Persistent concerns revolve around whether testosterone supplementation increases the risk of prostate cancer or BPH. Consistent with other observational studies [78,79,80], this review did not find an association between testosterone supplementation and prostate cancer. Interestingly, subnormal testosterone levels have been reported to be associated with high-grade prostate cancer [81].

This systematic review has some strengths. First, the search strategy was developed by a professional information specialist. In addition, we searched both electronic databases and hand searched the references of relevant systematic reviews. This approach allowed us to collect as many relevant RCTs as possible. Second, the study screening and data extraction process were conducted by two researchers independently to minimize bias.
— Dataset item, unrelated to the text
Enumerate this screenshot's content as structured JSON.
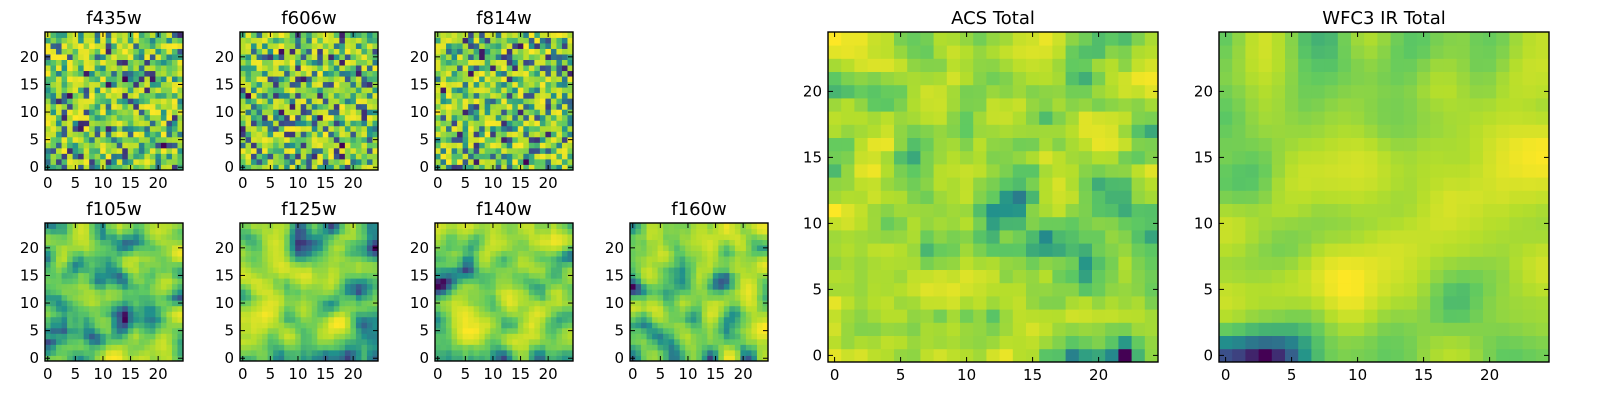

The systematic review also has some limitations. For instance, the long-term data for primary or secondary outcomes were insufficient to detect a clear difference between the groups. Furthermore, significant heterogeneity between populations was identified, such as the definition of TD or LOH and differences in the presence of comorbidities at baseline. Despite the presence of significant heterogeneity, we were unable to determine whether the variations in the effect of testosterone supplementation across subgroup populations were due to insufficient data.

Conclusion

Implications for practice

The effect of testosterone supplementation on BMD and on the risk of falling or fracture in patients with TD remains inconclusive. However, testosterone supplementation may improve sexual function and quality of life without increasing the risk of CAD, all-cause mortality, and prostate diseases.

Implications for research

Further research is needed with RCTs that adequately report methods used for generating random allocation sequences. Larger RCTs with long-term data on the effect of testosterone supplementation on BMD, risk of fracture or falling, CAD, and all-cause mortality are required. Lastly, RCTs are also needed that focus on our predefined subgroup population of TD patients, such as those between 40 and 65 years of age as well as patients with osteoporosis or a history of CAD.